Re: [PATCH v3 09/14] remoteproc: Deal with synchronisation when crashing
From: Mathieu Poirier
Date: Fri May 08 2020 - 17:48:03 EST
On Tue, May 05, 2020 at 06:01:56PM -0700, Bjorn Andersson wrote:
> On Fri 24 Apr 13:01 PDT 2020, Mathieu Poirier wrote:
>
> > Refactor function rproc_trigger_recovery() in order to avoid
> > reloading the firmware image when synchronising with a remote
> > processor rather than booting it. Also part of the process,
> > properly set the synchronisation flag in order to properly
> > recover the system.
> >
> > Signed-off-by: Mathieu Poirier <mathieu.poirier@xxxxxxxxxx>
> > ---
> > drivers/remoteproc/remoteproc_core.c | 23 ++++++++++++++------
> > drivers/remoteproc/remoteproc_internal.h | 27 ++++++++++++++++++++++++
> > 2 files changed, 43 insertions(+), 7 deletions(-)
> >
> > diff --git a/drivers/remoteproc/remoteproc_core.c b/drivers/remoteproc/remoteproc_core.c
> > index ef88d3e84bfb..3a84a38ba37b 100644
> > --- a/drivers/remoteproc/remoteproc_core.c
> > +++ b/drivers/remoteproc/remoteproc_core.c
> > @@ -1697,7 +1697,7 @@ static void rproc_coredump(struct rproc *rproc)
> > */
> > int rproc_trigger_recovery(struct rproc *rproc)
> > {
> > - const struct firmware *firmware_p;
> > + const struct firmware *firmware_p = NULL;
> > struct device *dev = &rproc->dev;
> > int ret;
> >
> > @@ -1718,14 +1718,16 @@ int rproc_trigger_recovery(struct rproc *rproc)

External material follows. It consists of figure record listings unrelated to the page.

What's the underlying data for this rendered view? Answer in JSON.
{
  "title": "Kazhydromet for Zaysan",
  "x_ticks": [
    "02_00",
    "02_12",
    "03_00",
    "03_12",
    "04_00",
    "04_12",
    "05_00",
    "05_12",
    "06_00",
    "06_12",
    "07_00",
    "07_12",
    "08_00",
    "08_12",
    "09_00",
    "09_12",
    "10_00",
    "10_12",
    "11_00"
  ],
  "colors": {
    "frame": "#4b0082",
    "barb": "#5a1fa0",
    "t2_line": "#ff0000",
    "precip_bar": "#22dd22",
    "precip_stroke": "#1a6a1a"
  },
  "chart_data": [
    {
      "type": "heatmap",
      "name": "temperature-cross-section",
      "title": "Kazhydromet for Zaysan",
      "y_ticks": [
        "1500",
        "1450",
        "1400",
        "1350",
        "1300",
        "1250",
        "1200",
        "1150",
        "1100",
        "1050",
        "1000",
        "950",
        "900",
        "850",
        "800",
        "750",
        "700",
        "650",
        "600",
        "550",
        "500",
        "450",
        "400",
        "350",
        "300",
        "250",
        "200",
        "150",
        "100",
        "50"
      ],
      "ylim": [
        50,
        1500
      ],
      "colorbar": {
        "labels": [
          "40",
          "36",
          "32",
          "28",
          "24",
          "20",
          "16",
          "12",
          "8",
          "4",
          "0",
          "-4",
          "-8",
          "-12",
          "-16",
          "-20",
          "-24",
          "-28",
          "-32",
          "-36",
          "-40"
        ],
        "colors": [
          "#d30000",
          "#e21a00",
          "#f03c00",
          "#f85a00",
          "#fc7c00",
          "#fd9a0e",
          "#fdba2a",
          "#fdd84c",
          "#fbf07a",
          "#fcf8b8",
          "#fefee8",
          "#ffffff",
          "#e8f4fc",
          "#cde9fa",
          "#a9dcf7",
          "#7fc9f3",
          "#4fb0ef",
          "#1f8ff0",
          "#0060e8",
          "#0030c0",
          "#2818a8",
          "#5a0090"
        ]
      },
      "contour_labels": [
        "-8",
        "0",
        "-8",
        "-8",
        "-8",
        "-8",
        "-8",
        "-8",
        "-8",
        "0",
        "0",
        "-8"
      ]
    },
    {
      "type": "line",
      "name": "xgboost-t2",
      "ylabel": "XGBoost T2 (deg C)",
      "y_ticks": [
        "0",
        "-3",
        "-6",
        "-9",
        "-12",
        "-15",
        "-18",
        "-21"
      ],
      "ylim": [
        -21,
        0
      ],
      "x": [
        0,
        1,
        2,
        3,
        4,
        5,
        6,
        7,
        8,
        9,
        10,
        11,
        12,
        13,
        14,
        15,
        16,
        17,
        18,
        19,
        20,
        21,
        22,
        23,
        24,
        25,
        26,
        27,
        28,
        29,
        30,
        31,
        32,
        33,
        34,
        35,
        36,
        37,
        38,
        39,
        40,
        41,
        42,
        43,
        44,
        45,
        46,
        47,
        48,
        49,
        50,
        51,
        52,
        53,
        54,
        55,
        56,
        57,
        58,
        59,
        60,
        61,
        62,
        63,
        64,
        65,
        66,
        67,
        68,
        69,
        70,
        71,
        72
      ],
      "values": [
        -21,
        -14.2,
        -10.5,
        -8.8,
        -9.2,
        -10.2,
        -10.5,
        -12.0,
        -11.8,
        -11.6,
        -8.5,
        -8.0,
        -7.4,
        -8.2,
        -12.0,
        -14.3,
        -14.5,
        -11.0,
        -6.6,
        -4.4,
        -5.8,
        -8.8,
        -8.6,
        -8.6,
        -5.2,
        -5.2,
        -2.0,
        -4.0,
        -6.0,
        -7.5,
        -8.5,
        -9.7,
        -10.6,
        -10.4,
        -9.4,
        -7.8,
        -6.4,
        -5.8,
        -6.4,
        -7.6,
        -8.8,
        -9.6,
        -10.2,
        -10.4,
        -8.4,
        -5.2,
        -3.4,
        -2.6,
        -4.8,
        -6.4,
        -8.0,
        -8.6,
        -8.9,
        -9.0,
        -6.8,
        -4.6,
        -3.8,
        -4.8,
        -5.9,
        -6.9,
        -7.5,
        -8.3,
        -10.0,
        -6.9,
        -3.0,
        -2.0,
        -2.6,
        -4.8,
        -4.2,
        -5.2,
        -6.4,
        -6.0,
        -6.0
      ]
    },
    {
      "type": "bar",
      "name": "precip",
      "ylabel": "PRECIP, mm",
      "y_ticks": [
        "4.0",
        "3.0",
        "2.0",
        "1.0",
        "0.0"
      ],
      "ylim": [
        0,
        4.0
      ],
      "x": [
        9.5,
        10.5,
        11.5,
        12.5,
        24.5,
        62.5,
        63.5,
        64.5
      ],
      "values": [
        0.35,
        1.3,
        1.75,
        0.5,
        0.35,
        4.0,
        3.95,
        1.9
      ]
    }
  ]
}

> > /* generate coredump */
> > rproc_coredump(rproc);
> >
> > - /* load firmware */
> > - ret = request_firmware(&firmware_p, rproc->firmware, dev);
> > - if (ret < 0) {
> > - dev_err(dev, "request_firmware failed: %d\n", ret);
> > - goto unlock_mutex;
> > + /* load firmware if need be */
> > + if (!rproc_needs_syncing(rproc)) {
> > + ret = request_firmware(&firmware_p, rproc->firmware, dev);
> > + if (ret < 0) {
> > + dev_err(dev, "request_firmware failed: %d\n", ret);
> > + goto unlock_mutex;
> > + }
> > }
> >
> > - /* boot the remote processor up again */
> > + /* boot up or synchronise with the remote processor again */
> > ret = rproc_start(rproc, firmware_p);
> >
> > release_firmware(firmware_p);
> > @@ -1761,6 +1763,13 @@ static void rproc_crash_handler_work(struct work_struct *work)
> > dev_err(dev, "handling crash #%u in %s\n", ++rproc->crash_cnt,
> > rproc->name);
> >
> > + /*
> > + * The remote processor has crashed - tell the core what operation
> > + * to use from hereon, i.e whether an external entity will reboot
> > + * the MCU or it is now the remoteproc core's responsability.
> > + */
> > + rproc_set_sync_flag(rproc, RPROC_SYNC_STATE_CRASHED);
>
> If I follow the logic correctly, you're essentially using
> rproc->sync_with_rproc to pass an additional parameter down through
> rproc_trigger_recovery() to tell everyone below to "load firmware and
> boot the core or not".
I am using the value of rproc::sync_flags::after_crash to set
rproc->sync_with_rproc. That way the core can know whether it should boot the
remote processor or synchronise with it.
>
> And given that the comment alludes to some unknown logic determining the
> continuation I think it would be much preferable to essentially just
> pass rproc->sync_flags.after_crash down through these functions.
>
The only thing we need to do is set the value of rproc->sync_with_rproc
properly, which rproc_set_sync_flag() does. I have decided to use a wrapper
function to allow us to change how the rproc->sync_with_rproc is handled without
touching anything else in the code.
>
> And per my comment on a previous patch, is there any synchronization
> with the remote controller when this happens?
I can't seem to find that comment - can you indicate which patch that was? As
it is today the core doesn't provide synchronisation, it is up to the platform
driver to probe the remote processor to make sure it is up. I suppose
sync_ops::start() would be a perfect candidate for that.
>
> Regards,
> Bjorn
>
> > +
> > mutex_unlock(&rproc->lock);
> >
> > if (!rproc->recovery_disabled)
> > diff --git a/drivers/remoteproc/remoteproc_internal.h b/drivers/remoteproc/remoteproc_internal.h
> > index 3985c084b184..61500981155c 100644
> > --- a/drivers/remoteproc/remoteproc_internal.h
> > +++ b/drivers/remoteproc/remoteproc_internal.h
> > @@ -24,6 +24,33 @@ struct rproc_debug_trace {
> > struct rproc_mem_entry trace_mem;
> > };
> >
> > +/*
> > + * enum rproc_sync_states - remote processsor sync states
> > + *
> > + * @RPROC_SYNC_STATE_CRASHED state to use after the remote processor
> > + * has crashed but has not been recovered by
> > + * the remoteproc core yet.
> > + *
> > + * Keeping these separate from the enum rproc_state in order to avoid
> > + * introducing coupling between the state of the MCU and the synchronisation
> > + * operation to use.
> > + */
> > +enum rproc_sync_states {
> > + RPROC_SYNC_STATE_CRASHED,
> > +};
> > +
> > +static inline void rproc_set_sync_flag(struct rproc *rproc,
> > + enum rproc_sync_states state)
> > +{
> > + switch (state) {
> > + case RPROC_SYNC_STATE_CRASHED:
> > + rproc->sync_with_rproc = rproc->sync_flags.after_crash;
> > + break;
> > + default:
> > + break;
> > + }
> > +}
> > +
> > /* from remoteproc_core.c */
> > void rproc_release(struct kref *kref);
> > irqreturn_t rproc_vq_interrupt(struct rproc *rproc, int vq_id);
> > --
> > 2.20.1
> >